• 101 Kitap Projesi Liste
  • Sibel Kaçamak

Kunegond'un Penceresinden

~ Çalışma arzusu gelince oturup geçmesini bekliyorum.

Kunegond'un Penceresinden

Monthly Archives: Ekim 2013

Balyajdan Felsefe Sözlüğüne Giden Yol Qunegond’dan Geçer

26 Cumartesi Eki 2013

Posted by Qunegond in edebiyat, Günlük, güzellik, okuduklarım, yazarlar

≈ 6 Yorum

Etiketler

365 güne bir öykü yetişkin düşünürler için, Balyaj'ın faydaları, Cunegonde, Felsefe Sözlüğü, Felsefe ve Balyaj, mucize nedir ne değildir, Voltaire üzerine

fotoğraf (2)

Dünden devam etmek gibi bir kaygıyla başlıyorum. Evet, balyaja gittim. Mükemmel oldu. Aynada kendimi yeniden tanır hale gelmek büyük rahatlık ne diyeyim. Şimdi bir evvelkinde neden böyle hüsran yaşandı onu anlatayım, çünkü başka bir kuaföre gidildi ve anında pişman olundu. Neden başka birine gidildi? Hayır denemediğinden. Bunlar Qunegonde için klasik davranış biçimleri; hayır diyememek ve tembellik/erteleme, gerçi asıl, yani Voltaire’in Cunegonde’u da hayır demez, başa ne gelirse çeker ama o pişman olmaz, Barbapapa ailesinin bütünlüklü bir üyesidir, en sonunda güzelliğini kaybeder ama kendini çalışmaya verdiğinden eskisinden de daha mutlu olur. Bizim Qune nezdinde o çalışma durumu henüz zorunlu seçeneğe dönüşmedi, o günler de gelecek, endişeli değiliz, moralimiz yüksek.

İşte bir saç boyası yüzünden ister adına güzellik deyin, ister kendini aynada tanıyamama, Qune çok mutsuz oldu. Neyse bu sabah iyiyiz, beş dakikada bir gidip aynaya bakıyoruz, sonra memnun mesut gelip iş başına oturuyoruz. Bu böyle bir iki gün sürer sonra alışkanlık üstesinden gelir nasıl olsa.
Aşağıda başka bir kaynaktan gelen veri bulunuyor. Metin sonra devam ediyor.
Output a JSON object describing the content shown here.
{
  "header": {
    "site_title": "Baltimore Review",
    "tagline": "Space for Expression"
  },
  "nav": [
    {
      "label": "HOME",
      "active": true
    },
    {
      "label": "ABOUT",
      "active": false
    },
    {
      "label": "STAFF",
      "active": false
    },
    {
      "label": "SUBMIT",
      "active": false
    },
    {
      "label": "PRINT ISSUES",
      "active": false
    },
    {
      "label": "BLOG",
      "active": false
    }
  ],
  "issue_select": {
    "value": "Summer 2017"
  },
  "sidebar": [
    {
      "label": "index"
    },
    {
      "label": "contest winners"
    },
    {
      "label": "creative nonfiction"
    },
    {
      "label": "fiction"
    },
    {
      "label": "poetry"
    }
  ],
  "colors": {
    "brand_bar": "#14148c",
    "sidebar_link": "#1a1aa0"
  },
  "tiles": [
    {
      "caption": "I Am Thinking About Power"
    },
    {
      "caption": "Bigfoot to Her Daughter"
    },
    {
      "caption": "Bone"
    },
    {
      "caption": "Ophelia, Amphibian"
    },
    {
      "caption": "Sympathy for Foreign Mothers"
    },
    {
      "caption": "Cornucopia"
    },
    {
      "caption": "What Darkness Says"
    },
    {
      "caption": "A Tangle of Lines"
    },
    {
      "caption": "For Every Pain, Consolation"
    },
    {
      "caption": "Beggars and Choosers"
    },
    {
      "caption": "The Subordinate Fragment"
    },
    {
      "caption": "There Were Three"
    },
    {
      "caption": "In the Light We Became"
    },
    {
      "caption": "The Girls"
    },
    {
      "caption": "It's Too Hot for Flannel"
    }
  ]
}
Bu arada geçenlerde Robinson’dan Voltaire’in Inkilap Kitabevi tarafından yayınlanmış Felsefe Sözlüğü’nü buldum. Ne kadar felsefeyle ilgisi var, ne kadar yok o tartışılır ama okuması oldukça eğlenceli, aynı Kandid’de olduğu gibi… Denemelere ya da denememsi öykülere benzettim daha çok. A harfinden başlayarak Abbe, Abraham, Adem, Ame (Ruh), Folie (Delilik), Liberte (Özgürlük), Tyrannie (Zorbalık), Vertu (Erdem)’e kadar gelerek her konuda ne düşündüğünü eğlenceli bir dille anlatmış. Öyle baştan sona okumaya gerek yok. Her biri bir iki sayfalık, hani çocuklar için başucu kitabı, nedense, 365 güne bir öykü tarzında şeyler vardır ya onun gibi yetişkenler için her güne bir düşünce deyin adına. En kısa bir tanesini burada paylaşıyorum:

INONDATION (TUFAN)

Acaba dünyanın baştan başa su altında kaldığı zamanlar oldu mu? Fizik bakımından olanaksız bir şeydir bu.

Deniz, yavaş yavaş bütün karaları, birbiri ardı sıra su ile kaplamış olabilir; bu da ancak ağır ağır, sayısız denecek kadar uzun yüzyıllar boyunca olmuş olabilir. Deniz, beş yüz yıllık bir zaman içinde, vaktiyle büyük bir liman olan Aigues-mortes’tan, Frejus’den, Ravenne’den çekilmiş, hemen hemen iki fersahlık bir yeri kupkuru barakmıştır. Bu gidişe göre küremizi bir baştan bir başa dolaşması için iki milyon iki yüz elli bin yıllık bir zamanı ihtiyacı olacağı meydandadır. İşin çok dikkate değer bir yönü de, bu zamanın yerkürenin eksenine dikilip ekvatorla birleşmesi için gereken zamana pek yaklaşmasıdır; bu hareket elli yıldan beri pek olası görünmekte, ancak iki milyon üç yüz bin yıldan daha uzun bir zaman içinde meydana gelebileceği anlaşılmaktadır.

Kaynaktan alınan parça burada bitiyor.